While we wait for the cruise industry to resume cruising, we look at the potential impact flight restrictions could have on cruises worldwide. While the vaccinations continue to be rolled out worldwide, a harsh reality is becoming clear.
More and more countries are leaning towards severe flight restrictions, quarantine periods for incoming travelers, and unrestricted travel only when vaccinated.
Flight Restrictions Increasing Each Day
The question right now is if countries worldwide will be rolling out flight restrictions for extended periods. In Hong Kong, as an example, all travelers from the UK, United States, Canada, Ireland, Brazil, and South Africa, amongst others, will need to quarantine for 21 days in a government-approved hotel.
Other countries are eyeing the same strict procedures that Hong Kong has implemented. Canada has recently tightened its policies for incoming travelers, suspending all flights from Mexico and the Caribbean Islands. Anyone from Schengen countries and the UK and Ireland are banned from entering the United States.
Luckily little of this affect the cruise industry right now. First of all, not many ships are sailing worldwide, except some vessels in the Canary Islands, Mediterranean, and Singapore, and second, ships that will homeport, or call, in the US are still not cleared to sail by the CDC. International cruises will suffer if these measures stay in place in one form or another once ships start sailing again.
Continuing Quarantine Requirements And Flight Restrictions
The Philippines has been criticized widely for its tough stance on COVID-19. Not only did the Philippines undergo the longest community quarantine period in the world, but the local government has also already announced the quarantine rules, and flight restrictions will not be lifted this year. Many countries are seeing now that the harsh measures taken have curbed cases in the country significantly.

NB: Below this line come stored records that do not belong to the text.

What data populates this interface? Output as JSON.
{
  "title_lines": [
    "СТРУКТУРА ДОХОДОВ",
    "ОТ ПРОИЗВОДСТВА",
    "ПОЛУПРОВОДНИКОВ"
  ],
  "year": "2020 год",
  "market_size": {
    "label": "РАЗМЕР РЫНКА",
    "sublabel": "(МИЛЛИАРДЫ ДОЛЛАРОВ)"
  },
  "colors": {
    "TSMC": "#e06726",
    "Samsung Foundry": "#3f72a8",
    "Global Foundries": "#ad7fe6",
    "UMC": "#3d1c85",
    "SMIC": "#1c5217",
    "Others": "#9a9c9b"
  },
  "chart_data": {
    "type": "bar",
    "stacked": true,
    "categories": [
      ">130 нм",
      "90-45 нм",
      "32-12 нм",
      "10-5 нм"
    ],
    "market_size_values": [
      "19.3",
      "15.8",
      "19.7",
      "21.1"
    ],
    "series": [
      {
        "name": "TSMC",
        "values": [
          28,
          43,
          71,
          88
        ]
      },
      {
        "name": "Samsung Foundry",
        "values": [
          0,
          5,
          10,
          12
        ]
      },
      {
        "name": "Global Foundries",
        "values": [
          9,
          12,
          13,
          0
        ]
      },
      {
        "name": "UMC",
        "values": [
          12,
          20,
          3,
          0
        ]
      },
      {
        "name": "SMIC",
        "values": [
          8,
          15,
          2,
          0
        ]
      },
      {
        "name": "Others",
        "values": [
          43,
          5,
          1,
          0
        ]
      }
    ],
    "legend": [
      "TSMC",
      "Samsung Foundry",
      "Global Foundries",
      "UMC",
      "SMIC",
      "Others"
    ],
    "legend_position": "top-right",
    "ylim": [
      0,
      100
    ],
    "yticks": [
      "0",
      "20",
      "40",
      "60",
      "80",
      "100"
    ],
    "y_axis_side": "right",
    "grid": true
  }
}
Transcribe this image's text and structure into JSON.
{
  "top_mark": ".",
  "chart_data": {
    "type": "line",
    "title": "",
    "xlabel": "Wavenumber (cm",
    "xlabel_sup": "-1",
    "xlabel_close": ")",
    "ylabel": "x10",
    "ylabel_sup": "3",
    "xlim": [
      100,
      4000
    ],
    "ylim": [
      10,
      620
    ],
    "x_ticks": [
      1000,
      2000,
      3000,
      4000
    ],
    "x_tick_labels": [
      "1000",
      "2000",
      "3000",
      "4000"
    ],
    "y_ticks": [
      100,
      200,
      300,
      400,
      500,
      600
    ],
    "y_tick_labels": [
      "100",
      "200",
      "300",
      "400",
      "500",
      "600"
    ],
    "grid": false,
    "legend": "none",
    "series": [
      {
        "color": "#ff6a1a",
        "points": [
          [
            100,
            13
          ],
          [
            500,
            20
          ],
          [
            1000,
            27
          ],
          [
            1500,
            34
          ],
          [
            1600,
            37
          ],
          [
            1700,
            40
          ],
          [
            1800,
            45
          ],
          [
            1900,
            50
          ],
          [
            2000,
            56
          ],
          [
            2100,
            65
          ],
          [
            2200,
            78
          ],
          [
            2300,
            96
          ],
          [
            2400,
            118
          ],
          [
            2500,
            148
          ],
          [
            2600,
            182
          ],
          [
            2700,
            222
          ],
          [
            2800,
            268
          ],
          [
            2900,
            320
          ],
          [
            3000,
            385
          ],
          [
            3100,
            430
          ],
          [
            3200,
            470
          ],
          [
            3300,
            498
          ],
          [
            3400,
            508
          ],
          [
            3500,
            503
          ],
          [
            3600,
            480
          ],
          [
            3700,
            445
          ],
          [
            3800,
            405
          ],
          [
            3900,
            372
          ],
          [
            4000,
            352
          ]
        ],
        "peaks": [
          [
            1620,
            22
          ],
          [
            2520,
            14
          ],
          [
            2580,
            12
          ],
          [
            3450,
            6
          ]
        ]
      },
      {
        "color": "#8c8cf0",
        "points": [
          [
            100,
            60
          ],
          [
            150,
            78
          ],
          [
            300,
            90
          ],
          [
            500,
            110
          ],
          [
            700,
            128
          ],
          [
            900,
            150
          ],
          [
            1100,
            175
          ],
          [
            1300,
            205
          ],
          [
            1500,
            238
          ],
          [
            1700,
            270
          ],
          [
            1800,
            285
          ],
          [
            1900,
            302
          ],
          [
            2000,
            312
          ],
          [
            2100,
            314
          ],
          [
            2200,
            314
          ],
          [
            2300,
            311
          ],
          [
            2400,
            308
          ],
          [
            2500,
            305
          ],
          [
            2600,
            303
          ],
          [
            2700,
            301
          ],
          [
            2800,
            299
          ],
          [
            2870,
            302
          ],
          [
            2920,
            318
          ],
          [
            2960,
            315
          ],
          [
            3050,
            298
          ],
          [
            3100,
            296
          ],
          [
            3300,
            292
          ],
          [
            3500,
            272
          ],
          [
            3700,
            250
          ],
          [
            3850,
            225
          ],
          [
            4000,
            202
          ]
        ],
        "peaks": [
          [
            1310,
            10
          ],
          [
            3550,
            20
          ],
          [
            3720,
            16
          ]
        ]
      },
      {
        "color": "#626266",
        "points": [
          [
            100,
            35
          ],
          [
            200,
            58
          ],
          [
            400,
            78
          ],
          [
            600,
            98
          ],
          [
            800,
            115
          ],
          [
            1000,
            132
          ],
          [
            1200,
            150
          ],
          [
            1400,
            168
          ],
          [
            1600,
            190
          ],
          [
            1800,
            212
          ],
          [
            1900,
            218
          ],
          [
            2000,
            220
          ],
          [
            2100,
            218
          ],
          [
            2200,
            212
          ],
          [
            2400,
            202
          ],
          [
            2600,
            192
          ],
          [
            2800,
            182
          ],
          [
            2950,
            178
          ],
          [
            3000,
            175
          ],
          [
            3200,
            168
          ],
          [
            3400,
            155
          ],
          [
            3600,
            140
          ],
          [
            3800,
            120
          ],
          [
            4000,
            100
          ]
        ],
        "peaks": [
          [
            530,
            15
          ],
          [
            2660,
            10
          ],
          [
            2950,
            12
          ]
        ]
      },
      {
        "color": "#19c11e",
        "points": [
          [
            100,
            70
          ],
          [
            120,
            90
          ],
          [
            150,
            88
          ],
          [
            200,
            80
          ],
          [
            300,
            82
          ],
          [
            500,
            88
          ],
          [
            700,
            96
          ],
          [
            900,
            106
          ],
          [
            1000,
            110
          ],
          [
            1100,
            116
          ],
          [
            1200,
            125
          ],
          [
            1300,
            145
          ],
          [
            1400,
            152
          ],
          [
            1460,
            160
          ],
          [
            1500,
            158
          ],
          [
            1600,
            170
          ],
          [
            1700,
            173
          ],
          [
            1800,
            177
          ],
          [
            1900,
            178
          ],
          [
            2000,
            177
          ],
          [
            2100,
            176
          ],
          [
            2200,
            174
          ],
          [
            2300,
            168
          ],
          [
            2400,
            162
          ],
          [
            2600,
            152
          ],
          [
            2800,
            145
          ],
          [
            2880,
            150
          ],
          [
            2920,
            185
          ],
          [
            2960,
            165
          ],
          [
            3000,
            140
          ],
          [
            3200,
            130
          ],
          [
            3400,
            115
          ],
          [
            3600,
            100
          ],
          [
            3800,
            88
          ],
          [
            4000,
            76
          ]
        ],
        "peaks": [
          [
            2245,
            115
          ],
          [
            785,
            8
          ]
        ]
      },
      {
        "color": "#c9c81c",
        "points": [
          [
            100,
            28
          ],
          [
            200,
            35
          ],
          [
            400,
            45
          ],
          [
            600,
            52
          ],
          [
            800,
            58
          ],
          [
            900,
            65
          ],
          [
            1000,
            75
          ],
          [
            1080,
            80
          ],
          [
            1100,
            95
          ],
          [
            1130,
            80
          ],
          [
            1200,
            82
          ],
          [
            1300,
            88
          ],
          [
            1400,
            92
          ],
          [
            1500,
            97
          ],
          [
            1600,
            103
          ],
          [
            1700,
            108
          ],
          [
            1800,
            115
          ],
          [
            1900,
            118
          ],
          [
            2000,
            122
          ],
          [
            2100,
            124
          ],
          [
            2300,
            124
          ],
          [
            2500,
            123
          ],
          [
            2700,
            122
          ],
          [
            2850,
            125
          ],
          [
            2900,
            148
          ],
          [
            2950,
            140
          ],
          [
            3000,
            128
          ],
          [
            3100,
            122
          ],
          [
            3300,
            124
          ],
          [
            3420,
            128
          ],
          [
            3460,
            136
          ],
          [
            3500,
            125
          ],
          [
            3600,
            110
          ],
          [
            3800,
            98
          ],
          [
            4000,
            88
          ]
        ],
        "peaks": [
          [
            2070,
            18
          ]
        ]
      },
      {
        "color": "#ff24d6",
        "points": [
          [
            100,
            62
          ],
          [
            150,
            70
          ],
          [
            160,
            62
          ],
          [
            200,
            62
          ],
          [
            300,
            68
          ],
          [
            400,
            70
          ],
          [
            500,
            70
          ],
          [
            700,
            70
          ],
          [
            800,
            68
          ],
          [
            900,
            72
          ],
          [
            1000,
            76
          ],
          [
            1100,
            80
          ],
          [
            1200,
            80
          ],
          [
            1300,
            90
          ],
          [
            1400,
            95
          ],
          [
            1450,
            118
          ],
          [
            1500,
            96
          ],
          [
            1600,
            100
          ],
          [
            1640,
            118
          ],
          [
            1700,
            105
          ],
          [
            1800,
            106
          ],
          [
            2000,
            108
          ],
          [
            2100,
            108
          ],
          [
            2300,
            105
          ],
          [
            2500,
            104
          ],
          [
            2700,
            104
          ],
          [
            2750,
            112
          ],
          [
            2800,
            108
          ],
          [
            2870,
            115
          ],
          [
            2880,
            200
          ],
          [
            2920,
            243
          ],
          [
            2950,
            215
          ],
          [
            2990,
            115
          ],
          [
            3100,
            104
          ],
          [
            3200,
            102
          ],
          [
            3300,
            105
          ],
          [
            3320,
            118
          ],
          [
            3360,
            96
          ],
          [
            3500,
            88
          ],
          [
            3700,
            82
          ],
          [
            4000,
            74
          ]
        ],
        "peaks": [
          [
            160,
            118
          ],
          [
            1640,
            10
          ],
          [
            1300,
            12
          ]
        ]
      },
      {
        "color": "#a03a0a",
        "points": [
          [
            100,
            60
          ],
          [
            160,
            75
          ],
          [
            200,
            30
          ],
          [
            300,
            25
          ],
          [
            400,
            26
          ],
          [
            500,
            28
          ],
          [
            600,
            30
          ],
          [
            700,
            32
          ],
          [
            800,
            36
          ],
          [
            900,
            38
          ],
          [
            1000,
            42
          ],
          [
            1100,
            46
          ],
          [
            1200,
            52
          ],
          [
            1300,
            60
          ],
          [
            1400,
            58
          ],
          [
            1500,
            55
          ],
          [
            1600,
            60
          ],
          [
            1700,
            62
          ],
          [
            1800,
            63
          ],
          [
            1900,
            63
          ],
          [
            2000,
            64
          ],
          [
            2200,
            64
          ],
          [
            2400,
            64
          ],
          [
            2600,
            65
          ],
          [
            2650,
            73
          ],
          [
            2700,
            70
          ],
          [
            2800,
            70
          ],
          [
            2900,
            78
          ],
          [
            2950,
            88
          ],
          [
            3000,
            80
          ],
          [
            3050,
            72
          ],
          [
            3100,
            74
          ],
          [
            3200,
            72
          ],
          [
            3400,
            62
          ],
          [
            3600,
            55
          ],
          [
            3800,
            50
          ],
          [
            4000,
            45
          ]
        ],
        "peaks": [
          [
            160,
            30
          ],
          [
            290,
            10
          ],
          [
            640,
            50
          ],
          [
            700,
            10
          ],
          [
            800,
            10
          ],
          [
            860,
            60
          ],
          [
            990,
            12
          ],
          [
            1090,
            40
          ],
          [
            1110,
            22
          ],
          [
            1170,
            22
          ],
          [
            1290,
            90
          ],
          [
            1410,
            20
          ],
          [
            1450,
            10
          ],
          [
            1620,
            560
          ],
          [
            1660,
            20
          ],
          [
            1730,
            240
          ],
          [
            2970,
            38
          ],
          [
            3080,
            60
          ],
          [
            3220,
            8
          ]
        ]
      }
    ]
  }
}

The local government in British Columbia, Canada, has said already that restrictions will not be lifted before a significant inroad is made with vaccine distribution. The examples worldwide are increasing each day, as countries tighten up their rules and regulations.
The results could be devastating to the cruise industry. As Cruise Hive covered in our article about Alaska this week, it could mean no foreign-flagged ships sailing between US ports. The issue being those foreign-flagged vessels must call in a foreign country on a single trip.
That’s Just The Flights
The Cayman Islands have already said they do not expect any cruise travel for 2021, Key West has tried to ban large ships, and so-called Seacations are not an option from the US.
It leaves a lot of unknowns for the cruise industry between the uncertainty of ports of call, flight, and travel restrictions. The differences between countries mean there is a maze of rules, protocols, and regulations the cruise line will have to navigate, even if they get the go-ahead from the CDC.
Also Read: How the CDC’s New Air Travel Requirements Could Impact Cruising
It is becoming more evident each day that flight restrictions and quarantine periods are here to stay for a significant amount of time. And as long as these restrictions remain in place, cruising will not return as we know it.
What is the solution? Well, it will likely be vaccines. Georgia, a small former Soviet State on the Black Bea, is the first country to allow unrestricted travel for those that have had full vaccinations.
Two weeks ago, SAGA cruises announced a vaccine requirement for all guests. Will the major cruise lines follow? For now, they remain skeptical, with more time passing, this could change.